Recently, there has been much commentary on France Galop’s decision to introduce a 4lb (2kg) allowance for female jockeys. This rule change will come into force on 1st March and has provoked strong opinions, both in support and in opposition of the unexpected move by the governing body of French racing.
By Susannah Gill and Harriet Rochester, Women in Racing Committee, February 2017
In the pro-camp is Bridget Andrews, amateur jockey and champion point-to-point rider who tweeted: “A lot of talk over the female allowance. Surely it can only be a positive. I would certainly take it and not be offended #everylittlehelps"
While against the move is leading female jump jockey Lizzie Kelly who described it as “farcical”, while Josephine Gordon, Champion Apprentice Flat Jockey in 2016, tweeted: “Spent so long saying racing isn't sexist. 4lb allowance to girls. How’s that not sexist?! You’re either good enough or not. Male or female!”
Some people have taken a distinctly practical view of the policy, including ex-Champion Flat jockey Richard Hughes who tweeted: “If someone offers Ryan Moore a 4lb allowance he would take your hand off. @josephinegordo it's not offensive it's an advantage.”
So: is this an opportunity or regressive step for horseracing – albeit in France?
In recent years, there has been much progress in the understanding of what makes a good jockey. There has been a move away from the view that it’s purely about strength, and a more realistic view that multiple skills of balance, agility and the ability to read a race – otherwise known as good horsemanship or horsewomanship. We believe men and women have these skills in equal measure.

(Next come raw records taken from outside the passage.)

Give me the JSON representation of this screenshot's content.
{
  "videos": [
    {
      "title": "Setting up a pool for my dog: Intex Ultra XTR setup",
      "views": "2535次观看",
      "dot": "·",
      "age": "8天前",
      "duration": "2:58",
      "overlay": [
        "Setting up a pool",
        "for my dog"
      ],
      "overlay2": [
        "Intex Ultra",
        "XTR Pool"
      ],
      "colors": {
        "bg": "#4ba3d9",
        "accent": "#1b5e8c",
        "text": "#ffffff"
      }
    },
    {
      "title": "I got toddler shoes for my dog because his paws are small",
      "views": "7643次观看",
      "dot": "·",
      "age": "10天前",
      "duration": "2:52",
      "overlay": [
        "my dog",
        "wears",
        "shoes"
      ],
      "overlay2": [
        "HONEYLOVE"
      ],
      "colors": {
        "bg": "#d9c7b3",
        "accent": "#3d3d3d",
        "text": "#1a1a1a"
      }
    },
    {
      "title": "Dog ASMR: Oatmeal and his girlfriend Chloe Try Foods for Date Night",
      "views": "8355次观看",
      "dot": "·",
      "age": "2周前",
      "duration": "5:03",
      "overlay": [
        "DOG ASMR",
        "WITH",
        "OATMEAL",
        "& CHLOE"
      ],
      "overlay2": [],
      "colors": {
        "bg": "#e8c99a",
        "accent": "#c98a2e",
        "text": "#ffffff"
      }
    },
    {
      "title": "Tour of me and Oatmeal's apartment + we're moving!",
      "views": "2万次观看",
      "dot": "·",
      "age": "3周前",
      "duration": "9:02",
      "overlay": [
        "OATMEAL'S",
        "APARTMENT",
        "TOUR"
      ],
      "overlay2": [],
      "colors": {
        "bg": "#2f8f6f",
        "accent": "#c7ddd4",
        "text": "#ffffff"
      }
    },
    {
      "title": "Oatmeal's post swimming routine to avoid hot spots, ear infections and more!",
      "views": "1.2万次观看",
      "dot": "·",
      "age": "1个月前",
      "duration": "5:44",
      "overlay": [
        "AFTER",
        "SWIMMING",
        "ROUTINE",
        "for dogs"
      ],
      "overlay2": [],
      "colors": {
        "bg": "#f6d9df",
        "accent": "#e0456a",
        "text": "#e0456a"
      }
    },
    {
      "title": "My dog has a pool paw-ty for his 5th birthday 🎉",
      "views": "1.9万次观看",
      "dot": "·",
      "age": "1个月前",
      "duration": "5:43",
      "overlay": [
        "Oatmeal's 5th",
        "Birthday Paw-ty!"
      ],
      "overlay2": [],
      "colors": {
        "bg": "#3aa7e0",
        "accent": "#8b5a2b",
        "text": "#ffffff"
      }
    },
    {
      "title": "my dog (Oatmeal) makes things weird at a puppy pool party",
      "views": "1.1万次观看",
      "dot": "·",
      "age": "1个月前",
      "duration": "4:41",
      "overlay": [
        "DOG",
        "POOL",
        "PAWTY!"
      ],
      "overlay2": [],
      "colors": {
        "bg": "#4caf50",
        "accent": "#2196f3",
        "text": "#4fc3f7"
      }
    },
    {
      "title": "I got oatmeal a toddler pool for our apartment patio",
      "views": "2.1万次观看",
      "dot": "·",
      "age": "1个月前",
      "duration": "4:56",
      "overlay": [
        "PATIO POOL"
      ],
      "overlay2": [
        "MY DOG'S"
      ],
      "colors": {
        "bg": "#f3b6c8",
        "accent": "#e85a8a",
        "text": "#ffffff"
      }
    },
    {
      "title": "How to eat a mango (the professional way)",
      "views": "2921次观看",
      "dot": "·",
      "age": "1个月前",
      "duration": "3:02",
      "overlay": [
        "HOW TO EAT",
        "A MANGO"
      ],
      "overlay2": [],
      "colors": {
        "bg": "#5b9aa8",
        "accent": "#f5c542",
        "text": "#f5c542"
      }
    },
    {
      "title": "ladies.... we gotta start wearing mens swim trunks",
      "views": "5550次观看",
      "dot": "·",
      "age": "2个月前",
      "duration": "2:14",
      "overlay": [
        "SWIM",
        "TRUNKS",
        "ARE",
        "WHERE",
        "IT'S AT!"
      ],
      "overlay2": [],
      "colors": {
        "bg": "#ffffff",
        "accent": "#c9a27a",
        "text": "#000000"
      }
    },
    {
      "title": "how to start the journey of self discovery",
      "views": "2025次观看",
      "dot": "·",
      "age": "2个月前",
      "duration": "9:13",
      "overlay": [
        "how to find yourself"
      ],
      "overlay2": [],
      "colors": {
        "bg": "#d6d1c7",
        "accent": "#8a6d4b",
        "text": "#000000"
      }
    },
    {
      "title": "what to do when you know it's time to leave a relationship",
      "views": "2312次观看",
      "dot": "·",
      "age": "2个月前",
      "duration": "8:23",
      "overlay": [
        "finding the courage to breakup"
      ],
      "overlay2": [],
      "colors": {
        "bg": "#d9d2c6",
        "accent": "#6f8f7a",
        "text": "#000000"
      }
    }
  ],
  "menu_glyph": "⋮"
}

There are plenty of examples where women riders are as effective as men. Josephine Gordon proved this by winning the 2016 Apprentice Championship last October on equal terms to her male weighing room colleagues. In 2015 the girls’ team took home the Shergar Cup at Ascot, with Sammy Jo-Bell being crowned the leading jockey. Over jumps few jockeys of either sex can rival Nina Carberry in a finish, especially around the cross country fences at Cheltenham.
And if we want to discuss strength then we should acknowledge that pound-for-pound muscle in men and women has almost the same strength. The crucial variable is the quantity of muscle on the frame of both sexes – not the quality of that muscle.
Testosterone is the hormone crucial to building muscle on the bodies of both sexes. Men typically produce 10 times more testosterone than women, hence building more muscle on their bodies. However, in a career that often forces men to keep their weight artificially low the strength levels between a very lightweight man versus a physically fit woman with good nutrition could be much more similar than you might typically find in other sports.
Giving women jockeys a 4lb allowance could prove to be a great opportunity if it means owners and trainers put more females on their horses in races. This is because they will gain important ‘match practice’, which every jockey needs to develop their race riding skills.
However, this could equally be a regressive step if it entrenches the view that women are not as good as male jockeys.
One feature of British Racing’s treatment of female jockeys that is worth a salute... on the flat and over jumps men and women compete on a level playing field, and are paid the same riding fees for doing the same job.
Set against the fact women are regarded as second-class citizens in many other sports, for example where they receive less prize money and sponsorship than the men’s equivalent, this is something racing should be proud of.
Furthermore, horseracing has played an important part in women’s political and social advancement. It was the stage for a women’s rights breakthrough when, more than 100 years ago, a feminist’s attempt to promote the cause of votes for women resulted in her tragic death at the Epsom Derby. The suffragette Emily Davison was fatally injured after throwing herself under the King’s horse ANMER. No single event in the years of campaigning drew as much attention or sympathy, and within 10 years women had the vote.
Women in Racing believes if British Racing were to copy France it would likely be a regressive step for the sport. However, initiatives that provide female jockeys with more opportunities to gain race riding experience and showcase their talents should be encouraged. Arena Racing Company’s inaugural 2017 Silks Series and the Jockey Club North West’s female jockey development award are such examples that should be applauded.
Therefore, should female jockeys give up the perception of equality for the reality of what we hope will become more opportunity? Let the debate continue.
In addition to the Grand Women’s Summit in April, held in partnership with Aintree Racecourse, Women in Racing will be adding to the equality debate this year with the publication of a report currently being written by The Centre for Diversity Policy Research and Practice at Oxford Brookes University. “Women’s Representation and Diversity in the Horseracing Industry” will be the first ever research into equality in British Racing – while it will inevitably highlight a range of opinions Women in Racing hopes everyone can agree this is a piece of work which is much overdue.